First, I looked for a freelance video producer, who can produce a product introduction video of about 2 mins length with affordable fixed-pricing. I did my diligence by searching Google, Freelance and Upwork for several days to get a high quality and budget friendly deal. Finally I found Dylan Jones-Tuba from Tuba Time Productions. He suggested that we can produce a video in three different ways depending on our budget, an expensive high-quality live action video, a video shooting in front of a green screen, or an explainer video using motion graphics, product images etc.
We preferred the second choice and Dylan offered a full range of video production services including script editing, videography, voiceover, and video editing. We wrote the script, rented a shooting location (Green Menu) , found models and provided the furniture to be used in the shoot.
A well written script is very important to a video’s success. We should keep our video short and sweet (2-3 minutes) and grab attention immediately. It should include several key points, such as identifying a problem, presenting a solution, introducing our unique product and having a call to action “Become our backer & hit the green button right now!”
Another important point is to keep it legal. Our attorney, Zac Turke from Sheppard Mullin Richter & Hampton LLP, reviewed our script and gave us a couple of suggestions. He advised us to beware of the Trademark and Copyright issues in the video. For example, we should give proper attribution to the source of the quote by using an asterisk and text at the bottom of the screen or using a paper clip in the beginning of the video.
We should clearly disclose the endorsers’ material connection to the company because the Federal Trade Commission (FTC) is very focused on endorsement rules right now. After trying our product sample, our packaging designer, Scott Comstock from Comstock Studios and Video editor Dylan Jones-Tuba really believed in our product, they volunteered to do product testimonials for free. Since we haven’t sold our product and they are not our real customers yet, we need to put in a disclaimer, “Testimonials by paid independent contractors of the company”, on the screen that identifies that it’s a paid endorsement.
Dylan then wrote an A/V version of the script and sent us a storyboard so we could better visualize what the video is going to look like. He also sent us a shot list so we could pin down exactly how much time we’d need. The day before the shooting, he drafted an email that went over all of the details for the models (e.g. location, shoot time, costumes, etc.) and compiled a list of things to remember to bring to the shoot and a sheet that told everybody where to go. With these solid plans and a small our crew (Dylan and our videographer), we were able to work efficiently and kept our budget low.
A special thank you to Scott Comstock and family (mother, mother in law, wife, daughter, brother, nephew and our beautiful model). Your strong belief in our product kept me going forward even at a very frustrating moment.
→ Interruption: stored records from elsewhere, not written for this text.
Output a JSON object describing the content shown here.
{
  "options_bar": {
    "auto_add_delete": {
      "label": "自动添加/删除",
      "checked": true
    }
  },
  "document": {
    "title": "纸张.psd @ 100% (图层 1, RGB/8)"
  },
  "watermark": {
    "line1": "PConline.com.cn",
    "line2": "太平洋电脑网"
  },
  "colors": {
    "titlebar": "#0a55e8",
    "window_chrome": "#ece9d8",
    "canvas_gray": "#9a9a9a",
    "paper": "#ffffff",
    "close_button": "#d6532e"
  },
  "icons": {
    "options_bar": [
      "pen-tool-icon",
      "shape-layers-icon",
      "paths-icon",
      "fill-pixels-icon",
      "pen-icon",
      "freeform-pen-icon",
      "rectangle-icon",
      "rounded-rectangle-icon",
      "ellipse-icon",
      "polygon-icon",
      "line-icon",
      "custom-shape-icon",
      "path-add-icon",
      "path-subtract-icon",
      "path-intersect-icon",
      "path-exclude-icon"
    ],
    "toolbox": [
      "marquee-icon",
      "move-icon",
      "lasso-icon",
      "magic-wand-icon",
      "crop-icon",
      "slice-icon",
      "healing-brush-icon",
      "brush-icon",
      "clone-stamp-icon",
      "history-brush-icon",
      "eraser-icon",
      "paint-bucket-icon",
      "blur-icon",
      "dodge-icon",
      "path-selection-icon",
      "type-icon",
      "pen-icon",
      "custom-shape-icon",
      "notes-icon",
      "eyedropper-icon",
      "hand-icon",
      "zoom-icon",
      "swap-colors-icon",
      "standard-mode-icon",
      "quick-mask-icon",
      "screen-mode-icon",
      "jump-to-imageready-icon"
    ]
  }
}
Also, thanks for spending extra time for shooting a video of a senior citizen using our product and providing me a lot of free advice about marketing strategies.
Ronald Reagan once said “We can’t help everyone, but everyone can help someone.” I am a big beneficiary from this “helping system”, I would like to share my experience about this video shooting with those people who are not familiar with this area. I hope you found something useful to help you make a high quality video with a low budget!